Table 4 Atorvastatin linearity data (absorbance factor method)

Recovery

Multiwavelength regression method

Samples and standards absorbance measurements were taken several wavelengths. Linear plots were obtained from the ratios of absorbance the two drugs mixture (or the sample) to the absorbance of atorvastatin analytical standard solution versus the ratios of absorbance amlodipine analytical standard solution to that of the same atorvastatin standard analytical solution used earlier. The slopes and intercepts of the linear plot obtained were then used to calculate the concentration of each analyte. The recovery and percent relative standard deviation (RSD%) were obtained and are summarized in Table 5.

Table 5 Multiwavelength regression method recovery results

Absorbance factor method

The interference of amlodipine with the absorbance due to atorvastatin at 244 nm was removed using the absorbance factor. The concentration of each analyte was then calculated from its corresponding regression equation of absorbance versus concentration, at 244 nm for atorvastatin and 365 nm for amlodipine. The recovery and percent relative standard deviation (RSD%) were obtained and are summarized in Table 6.

Table 6 Absorbance factor method recovery results

Precision of the proposed methods

The precision of the proposed methods was studied by analyzing six independent replicate samples from the commercial product on two different days. The data are reported in Tables 7 and 8.

Table 7 The precision of the multiwavelength regression method

Table 8 The precision of the absorbance factor method

Commercial product analysis

The percent recoveries and relative standard deviations (%RSD) obtained by applying the proposed methods to the analysis of independent six replicate samples from the commercial product are reported in Tables 9.
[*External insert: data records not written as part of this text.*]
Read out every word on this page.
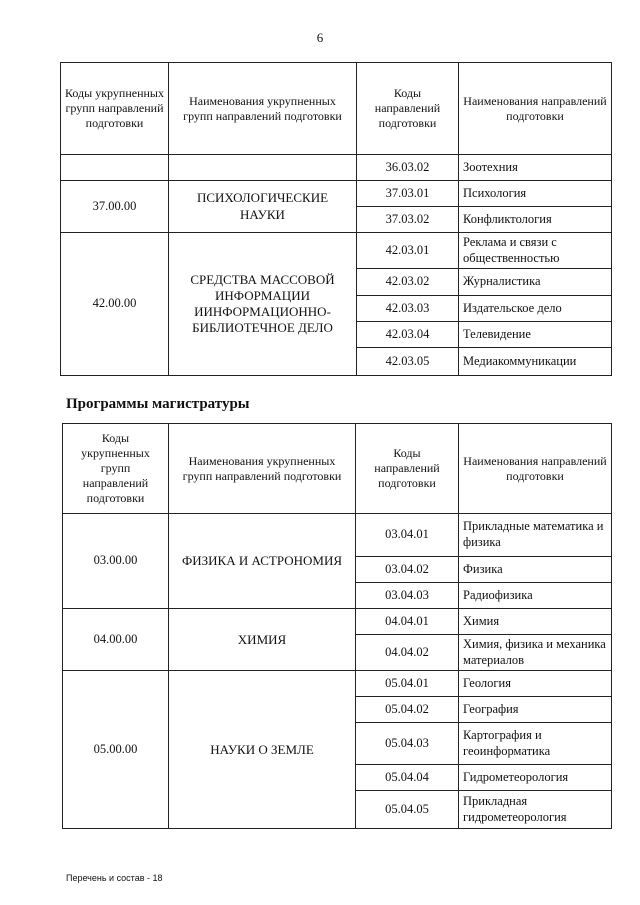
6
Коды укрупненных групп направлений подготовки	Наименования укрупненных групп направлений подготовки	Коды направлений подготовки	Наименования направлений подготовки
		36.03.02	Зоотехния
37.00.00	ПСИХОЛОГИЧЕСКИЕ НАУКИ	37.03.01	Психология
		37.03.02	Конфликтология
42.00.00	СРЕДСТВА МАССОВОЙ ИНФОРМАЦИИ ИИНФОРМАЦИОННО-БИБЛИОТЕЧНОЕ ДЕЛО	42.03.01	Реклама и связи с общественностью
		42.03.02	Журналистика
		42.03.03	Издательское дело
		42.03.04	Телевидение
		42.03.05	Медиакоммуникации
Программы магистратуры
Коды укрупненных групп направлений подготовки	Наименования укрупненных групп направлений подготовки	Коды направлений подготовки	Наименования направлений подготовки
03.00.00	ФИЗИКА И АСТРОНОМИЯ	03.04.01	Прикладные математика и физика
		03.04.02	Физика
		03.04.03	Радиофизика
04.00.00	ХИМИЯ	04.04.01	Химия
		04.04.02	Химия, физика и механика материалов
05.00.00	НАУКИ О ЗЕМЛЕ	05.04.01	Геология
		05.04.02	География
		05.04.03	Картография и геоинформатика
		05.04.04	Гидрометеорология
		05.04.05	Прикладная гидрометеорология
Перечень и состав - 18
Table 9 Analysis of the commercial product and their statistical comparison

Furthermore, statistical comparison indicated that there is no significant difference between the assay results obtained by the two method as the calculated t values 0.91 and 1.13 for amlodipine and atorvastatin, respectively, were less than the tabulated t value 2.23 at 95% confidence level, and the results are shown in Table 9.

Discussion

The absorbance values of the calibration standards used for the two methods showed good proportionality with the concentrations, the squared correlation coefficients were > 0.99 and the calibration plots showed small insignificant intercepts in both cases [32].

Good agreement between the theoretical and the actual concentrations of the analytes in the synthetic mixtures was obtained with small relative standard deviation (RSD%) values (< 2%), confirming satisfactory recovery by the two methods.

The repeatability and intermediate precision of both methods produced relative standard deviation (RSD%) values < 2%. Adequate % recoveries and low % RSD were obtained when the two proposed method applied to the analysis of the commercial product.

Statistical analysis of the precision data applying student t test confirmed that there was no day to day variation in the results.

The two methods were found to satisfy the requirements of the International Conference on Harmonization (ICH) with regard to linearity, precision and accuracy [33].

Statistical comparison indicated that there is no significant difference between the assay results obtained by the two method as the calculated t values 0.91 and 1.13 for amlodipine and atorvastatin, respectively, were less than the tabulated t value 2.23 at 95% confidence level [34].

Conclusions

Simple, accurate, precise and cost effective spectrophotometric methods have been developed and validated for the determination of amlodipine and atorvastatin in combined dosage form. The proposed methods are also having the advantage of using very simple spectrophotometric approaches for the determination of the two drugs mixture without prior separation or using sophisticated instruments and software. Either of the two methods can be used with confidence for the analysis of the two drugs mixture since no significant differences in the analytical results were observed between them. The proposed methods are beneficial for poor countries where acquisition of such equipment is not affordable.